In CURL the unexpected usually comes to you as an SCURL file which, when you go to save it under Windows, suddenly expects you to choose a character encoding for its UNICODE content. You try Windows Latin-1 but it is rejected. So you can use UTF-8 and ignore this or you can ask why. I ask why.

At the moment the only way I know to get an answer is CTRL-A CTRL-C and then to paste the contents of that SCURL into a DOS editor and save as DOS 7-bit ASCII.

Then I delete the contents of the SCURL with a CTRL-X and SAVE with CTRL-S then paste the 'clean' text into the editor and now I can save without being forced to choose a decoder. Which means that now I can choose my encoding.

When we create a new SCURL in the IDE, we are being offered a char-encoding and that is great, Offered is not forced. Mine comes up as

{ curl-file-attributes character-encoding = "windows-latin-1" }

So what will you find if you browse a suspect file? Often nothing. The offending codes may be non-printing. They may have been left over as 'blanks' at the end of a revised but untrimmed string comment.

Often they are evil. Sometimes they are silly. I rank as 'evil' those magic delimiters which were considered 'non-printing' characters and so used as delimiters of data fields.

Had they been declared constants, they could at least have been in a commented file explaining the need for the bizarre encoding being forced on you.

The `silly` are double quotes which ain`t.. If you are lucky they appear as strong, thicker, almost bold quotes.
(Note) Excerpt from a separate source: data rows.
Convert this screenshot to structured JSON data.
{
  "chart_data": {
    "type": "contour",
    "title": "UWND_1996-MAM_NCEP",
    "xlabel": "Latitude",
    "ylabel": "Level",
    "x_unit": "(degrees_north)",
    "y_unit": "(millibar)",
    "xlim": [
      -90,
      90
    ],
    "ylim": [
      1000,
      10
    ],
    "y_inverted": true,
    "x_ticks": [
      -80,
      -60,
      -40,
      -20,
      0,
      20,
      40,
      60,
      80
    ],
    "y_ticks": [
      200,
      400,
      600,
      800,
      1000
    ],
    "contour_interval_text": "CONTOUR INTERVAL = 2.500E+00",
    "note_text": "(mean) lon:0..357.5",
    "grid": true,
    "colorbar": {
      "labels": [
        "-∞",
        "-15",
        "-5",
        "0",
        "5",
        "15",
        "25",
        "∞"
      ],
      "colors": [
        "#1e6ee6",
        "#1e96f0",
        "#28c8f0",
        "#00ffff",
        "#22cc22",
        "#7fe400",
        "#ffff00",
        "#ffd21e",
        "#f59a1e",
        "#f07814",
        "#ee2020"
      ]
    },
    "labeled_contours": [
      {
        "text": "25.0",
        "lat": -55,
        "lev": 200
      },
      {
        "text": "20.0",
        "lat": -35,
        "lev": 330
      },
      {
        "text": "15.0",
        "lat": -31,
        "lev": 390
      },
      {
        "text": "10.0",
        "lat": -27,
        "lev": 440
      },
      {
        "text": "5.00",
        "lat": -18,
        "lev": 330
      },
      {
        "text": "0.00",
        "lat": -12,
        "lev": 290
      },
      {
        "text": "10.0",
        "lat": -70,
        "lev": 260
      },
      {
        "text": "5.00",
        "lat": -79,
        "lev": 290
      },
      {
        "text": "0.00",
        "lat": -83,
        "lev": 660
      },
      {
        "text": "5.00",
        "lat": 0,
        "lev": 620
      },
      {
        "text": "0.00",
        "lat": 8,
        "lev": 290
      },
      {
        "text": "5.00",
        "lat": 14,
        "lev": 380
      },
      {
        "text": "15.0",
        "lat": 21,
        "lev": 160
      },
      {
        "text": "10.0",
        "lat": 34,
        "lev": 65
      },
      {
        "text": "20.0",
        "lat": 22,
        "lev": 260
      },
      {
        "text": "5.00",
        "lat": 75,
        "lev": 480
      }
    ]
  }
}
They are opening and closing quotes which your font is displaying as pairs of ticks instead of left-handed and right-handed twin quotes.

Ruby is worse. It has $` and $' as descendents of the regexp $~ and Ruby strings are sequences of 8-bit chunks ( or they once were)

To see the advantage of CURL, you might need to look at what is required to move a language which was not UNICODE from the start, to being UNICODE.

Recently the MERCURY project (http://www.cs.mu.oz.au/research/mercury a typed Prolog rather like commercial PDC Visual Prolog) retracted any impression of being UNICODE. The group maintaining SWI-PROLOG with Jan W. at http://www.swi-prolog.org/ has recently gone through a major effort as perusal of their mail list would reveal. REBOL3 is now in alpha as it makes the major move to UNICODE ( I follow the 'frontline' blog of Carl Sassenrath at Rebol.net)

What I wonder is if an alternate CURL editor could benefit from not 'display as HEX' but 'display-as-7-bit' ? Any non-printing character which is not '\u0000' would display as some suspect color (absinthe wormwood-green comes to mind ... no, those are my comments ) and quotes which are not ascii quotes would display in hot-pink. I also would like an option to trim all lines after terminal }

Or are those features already there? And where is the "Start Page' and how do you edit it ?

And "Add File Resource" should create the SCURL file if you type a name in the dialog that is not there in the selected directory. And our file dialogs should show something useful on the title-bar ... such as 'SAVE AS' on drive J:\curl\projects\this-project and if it is a package, the name ... such as RANT-UI

And split panes should show which project contains that file or which package or which directory ... and so I need to get to work on an opensource editor alternative and will you join me? I'll have another cuppa decaf ... The CURL doc's give some details on editor extension facilities.

In the meantime, is our best option to go to Edit | Preferences and set the editor to a smarter font family than 'mono-spaced' ? Suggestions?

One tip: the help for surge-do.exe reveals how to bring up a file in the IDE editor from the command line ;-)

Click to view Duke's profile Curl Duke 179 posts since
Oct 17, 2007
1. Re: Dealing with unexpected char encodings Feb 15, 2008 6:05 PM

One thing that might bite you sometime is that I see a note in the Editor docs that says

Note: The Source Editor converts TAB characters and non-breaking SPACE characters into SPACE characters.